Africa Climate Summit 2025: Addis Ababa faces pressure to deliver on Nairobi Declaration pledges

Africa Climate Summit 2025: Addis Ababa faces pressure to deliver on Nairobi Declaration pledges

As leaders gear up for the second Africa Climate Summit in Addis Ababa this September, the gap between bold rhetoric and real delivery remains glaring.

The road from Nairobi to Addis Ababa on climate action is lined with pledges but riddled with potholes of inaction.

The 2022 Nairobi Declaration on climate finance, once celebrated as Africa’s unified voice, has seen little follow-through.

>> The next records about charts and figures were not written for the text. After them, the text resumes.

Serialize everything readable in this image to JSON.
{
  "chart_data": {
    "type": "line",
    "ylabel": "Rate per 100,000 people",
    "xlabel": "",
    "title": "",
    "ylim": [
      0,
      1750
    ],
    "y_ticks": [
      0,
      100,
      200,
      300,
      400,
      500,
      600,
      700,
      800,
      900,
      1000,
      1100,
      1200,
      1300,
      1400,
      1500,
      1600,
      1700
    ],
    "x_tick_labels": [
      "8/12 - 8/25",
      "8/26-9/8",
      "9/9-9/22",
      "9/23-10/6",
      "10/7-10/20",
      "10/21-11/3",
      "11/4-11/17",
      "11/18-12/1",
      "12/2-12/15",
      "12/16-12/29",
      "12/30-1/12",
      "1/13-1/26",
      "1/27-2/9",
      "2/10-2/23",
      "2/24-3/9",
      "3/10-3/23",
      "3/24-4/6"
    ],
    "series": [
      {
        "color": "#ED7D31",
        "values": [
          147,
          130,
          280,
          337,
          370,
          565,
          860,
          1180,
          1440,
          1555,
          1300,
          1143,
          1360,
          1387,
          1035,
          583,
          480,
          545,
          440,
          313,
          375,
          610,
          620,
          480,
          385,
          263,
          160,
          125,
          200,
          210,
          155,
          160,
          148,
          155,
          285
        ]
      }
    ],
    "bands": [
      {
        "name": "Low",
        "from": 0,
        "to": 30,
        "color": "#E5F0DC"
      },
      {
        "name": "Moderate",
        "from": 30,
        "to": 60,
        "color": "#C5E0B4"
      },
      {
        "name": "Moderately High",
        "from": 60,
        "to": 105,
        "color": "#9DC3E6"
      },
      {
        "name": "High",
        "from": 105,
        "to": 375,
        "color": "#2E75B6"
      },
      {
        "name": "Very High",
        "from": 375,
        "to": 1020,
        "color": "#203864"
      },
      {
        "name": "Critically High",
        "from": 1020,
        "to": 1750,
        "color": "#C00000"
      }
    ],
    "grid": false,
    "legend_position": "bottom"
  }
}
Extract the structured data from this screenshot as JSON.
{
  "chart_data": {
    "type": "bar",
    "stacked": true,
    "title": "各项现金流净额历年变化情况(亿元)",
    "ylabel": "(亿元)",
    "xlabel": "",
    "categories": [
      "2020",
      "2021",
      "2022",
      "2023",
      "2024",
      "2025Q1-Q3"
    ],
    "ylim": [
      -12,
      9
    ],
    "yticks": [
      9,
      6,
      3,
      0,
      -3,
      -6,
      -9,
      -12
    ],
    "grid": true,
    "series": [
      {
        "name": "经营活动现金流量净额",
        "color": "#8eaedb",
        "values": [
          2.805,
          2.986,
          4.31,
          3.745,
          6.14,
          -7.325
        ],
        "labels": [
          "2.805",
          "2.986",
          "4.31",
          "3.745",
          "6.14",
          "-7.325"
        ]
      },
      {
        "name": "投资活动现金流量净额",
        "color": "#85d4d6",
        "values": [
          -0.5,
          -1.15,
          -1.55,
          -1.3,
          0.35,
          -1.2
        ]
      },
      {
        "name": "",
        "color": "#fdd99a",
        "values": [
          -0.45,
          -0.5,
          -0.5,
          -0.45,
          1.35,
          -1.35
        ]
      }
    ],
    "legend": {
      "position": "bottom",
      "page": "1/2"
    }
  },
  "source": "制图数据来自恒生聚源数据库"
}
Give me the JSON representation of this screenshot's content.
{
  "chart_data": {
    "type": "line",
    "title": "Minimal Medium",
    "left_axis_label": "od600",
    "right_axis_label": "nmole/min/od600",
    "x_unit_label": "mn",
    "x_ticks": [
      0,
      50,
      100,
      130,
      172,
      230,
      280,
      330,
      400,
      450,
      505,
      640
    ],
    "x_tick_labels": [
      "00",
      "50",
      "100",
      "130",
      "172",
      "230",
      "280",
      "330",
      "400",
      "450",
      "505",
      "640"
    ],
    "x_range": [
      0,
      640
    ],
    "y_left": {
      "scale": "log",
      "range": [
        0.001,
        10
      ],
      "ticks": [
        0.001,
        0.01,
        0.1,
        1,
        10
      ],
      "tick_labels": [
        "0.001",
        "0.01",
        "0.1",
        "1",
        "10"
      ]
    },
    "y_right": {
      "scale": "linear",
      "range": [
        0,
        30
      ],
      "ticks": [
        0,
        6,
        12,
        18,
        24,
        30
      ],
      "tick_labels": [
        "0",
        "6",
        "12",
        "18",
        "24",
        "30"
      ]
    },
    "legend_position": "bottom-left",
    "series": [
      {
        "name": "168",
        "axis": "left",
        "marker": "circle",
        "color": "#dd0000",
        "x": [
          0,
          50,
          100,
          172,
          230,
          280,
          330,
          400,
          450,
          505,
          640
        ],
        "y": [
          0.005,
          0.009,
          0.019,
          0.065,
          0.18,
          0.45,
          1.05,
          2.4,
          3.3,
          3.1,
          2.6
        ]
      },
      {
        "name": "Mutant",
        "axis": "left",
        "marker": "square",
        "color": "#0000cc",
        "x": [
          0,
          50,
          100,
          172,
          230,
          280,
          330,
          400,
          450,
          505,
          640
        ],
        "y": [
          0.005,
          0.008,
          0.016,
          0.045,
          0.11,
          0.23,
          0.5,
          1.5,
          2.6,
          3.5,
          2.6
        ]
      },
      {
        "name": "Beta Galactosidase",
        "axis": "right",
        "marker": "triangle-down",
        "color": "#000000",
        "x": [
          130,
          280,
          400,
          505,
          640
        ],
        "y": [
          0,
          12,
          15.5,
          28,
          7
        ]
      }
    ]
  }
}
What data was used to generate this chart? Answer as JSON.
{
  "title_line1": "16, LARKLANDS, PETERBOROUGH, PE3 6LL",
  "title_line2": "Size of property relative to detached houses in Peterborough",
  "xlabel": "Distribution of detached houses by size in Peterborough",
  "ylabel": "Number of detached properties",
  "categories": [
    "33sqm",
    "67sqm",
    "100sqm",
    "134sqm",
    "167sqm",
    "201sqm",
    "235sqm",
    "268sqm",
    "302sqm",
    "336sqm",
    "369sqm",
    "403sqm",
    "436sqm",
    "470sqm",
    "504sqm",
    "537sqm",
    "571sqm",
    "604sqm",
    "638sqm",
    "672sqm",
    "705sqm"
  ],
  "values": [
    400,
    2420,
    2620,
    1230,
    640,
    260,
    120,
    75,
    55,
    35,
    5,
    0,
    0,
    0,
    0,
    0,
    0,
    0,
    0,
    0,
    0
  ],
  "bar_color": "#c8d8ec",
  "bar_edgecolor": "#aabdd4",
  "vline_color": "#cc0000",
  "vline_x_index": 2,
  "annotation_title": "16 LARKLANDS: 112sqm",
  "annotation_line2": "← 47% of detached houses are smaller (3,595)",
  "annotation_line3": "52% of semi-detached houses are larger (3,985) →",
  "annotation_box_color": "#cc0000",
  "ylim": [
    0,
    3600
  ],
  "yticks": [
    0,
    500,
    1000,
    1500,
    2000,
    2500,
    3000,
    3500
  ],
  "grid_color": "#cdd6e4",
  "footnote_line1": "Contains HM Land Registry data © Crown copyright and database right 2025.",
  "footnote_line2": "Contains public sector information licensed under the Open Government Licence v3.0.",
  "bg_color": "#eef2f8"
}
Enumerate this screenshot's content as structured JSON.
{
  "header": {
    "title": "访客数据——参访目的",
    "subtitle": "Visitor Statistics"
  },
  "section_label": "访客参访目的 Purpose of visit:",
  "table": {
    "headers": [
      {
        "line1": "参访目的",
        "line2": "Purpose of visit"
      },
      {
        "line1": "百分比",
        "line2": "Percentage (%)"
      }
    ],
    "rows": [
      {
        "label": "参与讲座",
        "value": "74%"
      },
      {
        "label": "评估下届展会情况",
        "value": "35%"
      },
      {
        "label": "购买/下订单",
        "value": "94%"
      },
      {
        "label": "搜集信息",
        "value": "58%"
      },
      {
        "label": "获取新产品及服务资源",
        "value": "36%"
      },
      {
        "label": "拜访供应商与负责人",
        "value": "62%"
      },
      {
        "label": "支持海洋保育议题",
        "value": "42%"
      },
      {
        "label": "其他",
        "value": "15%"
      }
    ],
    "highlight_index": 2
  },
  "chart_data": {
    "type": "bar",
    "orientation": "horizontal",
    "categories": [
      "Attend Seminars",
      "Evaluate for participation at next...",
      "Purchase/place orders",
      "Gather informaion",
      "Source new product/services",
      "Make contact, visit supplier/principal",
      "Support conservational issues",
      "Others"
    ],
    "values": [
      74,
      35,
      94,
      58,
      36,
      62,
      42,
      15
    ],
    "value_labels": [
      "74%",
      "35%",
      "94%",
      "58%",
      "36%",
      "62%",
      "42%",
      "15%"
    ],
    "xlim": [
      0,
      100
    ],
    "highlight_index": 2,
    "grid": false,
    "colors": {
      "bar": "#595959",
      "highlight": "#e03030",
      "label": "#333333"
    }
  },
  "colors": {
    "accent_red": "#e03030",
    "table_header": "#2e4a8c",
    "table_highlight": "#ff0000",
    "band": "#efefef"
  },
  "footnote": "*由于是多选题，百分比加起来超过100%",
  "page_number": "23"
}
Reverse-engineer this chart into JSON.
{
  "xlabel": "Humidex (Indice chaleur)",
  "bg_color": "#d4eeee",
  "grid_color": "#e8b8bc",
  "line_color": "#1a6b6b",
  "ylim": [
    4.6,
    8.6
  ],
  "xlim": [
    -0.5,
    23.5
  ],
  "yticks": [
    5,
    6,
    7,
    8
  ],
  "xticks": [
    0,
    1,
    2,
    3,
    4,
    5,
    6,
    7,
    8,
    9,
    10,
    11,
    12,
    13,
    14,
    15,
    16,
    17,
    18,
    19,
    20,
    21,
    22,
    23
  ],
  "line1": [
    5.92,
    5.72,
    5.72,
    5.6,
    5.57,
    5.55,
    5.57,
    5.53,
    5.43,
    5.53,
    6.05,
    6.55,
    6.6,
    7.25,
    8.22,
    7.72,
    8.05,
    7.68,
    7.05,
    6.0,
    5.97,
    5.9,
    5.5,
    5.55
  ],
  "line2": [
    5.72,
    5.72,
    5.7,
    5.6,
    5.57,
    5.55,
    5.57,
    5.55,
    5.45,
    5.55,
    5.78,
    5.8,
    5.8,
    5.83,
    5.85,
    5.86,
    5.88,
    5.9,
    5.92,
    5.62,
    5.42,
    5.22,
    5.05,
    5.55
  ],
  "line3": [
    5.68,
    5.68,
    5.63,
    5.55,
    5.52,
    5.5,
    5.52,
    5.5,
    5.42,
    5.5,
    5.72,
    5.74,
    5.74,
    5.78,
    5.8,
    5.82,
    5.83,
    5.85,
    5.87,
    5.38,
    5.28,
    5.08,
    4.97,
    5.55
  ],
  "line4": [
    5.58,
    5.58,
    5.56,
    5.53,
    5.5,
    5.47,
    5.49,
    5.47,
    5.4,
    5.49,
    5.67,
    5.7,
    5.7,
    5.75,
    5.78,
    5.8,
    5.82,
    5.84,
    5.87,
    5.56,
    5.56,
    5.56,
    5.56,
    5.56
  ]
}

As leaders gear up for the second Africa Climate Summit in Addis Ababa this September, the gap between bold rhetoric and real delivery remains glaring.

A briefing by the International Climate Politics Hub (ICPH) notes that "progress in implementing the Nairobi Declaration has been slow, with few concrete mechanisms to track accountability."

Financing remains a stumbling block, with Africa receiving less than 12 per cent of its annual climate finance needs.

Carbon markets, promoted as a flagship solution in Nairobi, are still underdeveloped and plagued by governance concerns.

Addis will therefore inherit an unfinished agenda. Organisers present it as a chance to "build on but also correct the shortcomings of Nairobi," especially by embedding climate commitments in binding continental frameworks rather than aspirational communiqués.

The ICPH is blunt: "The transition from declarations to deliverables is the only metric by which Addis will be judged."

Leaders are expected to set measurable targets on adaptation finance, regional carbon credit standards, and establish a monitoring mechanism for global pledges.

But political realities may intervene. National interests, donor dependency, and fiscal distress risk reducing Addis to yet another summit of lofty promises. The ICPH cautions that "without concrete accountability mechanisms, Africa risks repeating the cycle of high-level rhetoric with little local impact."

For now, the Addis summit is both a test and an opportunity. It could reaffirm Africa’s climate voice with enforceable commitments—or end up as just another declaration gathering dust alongside Nairobi’s.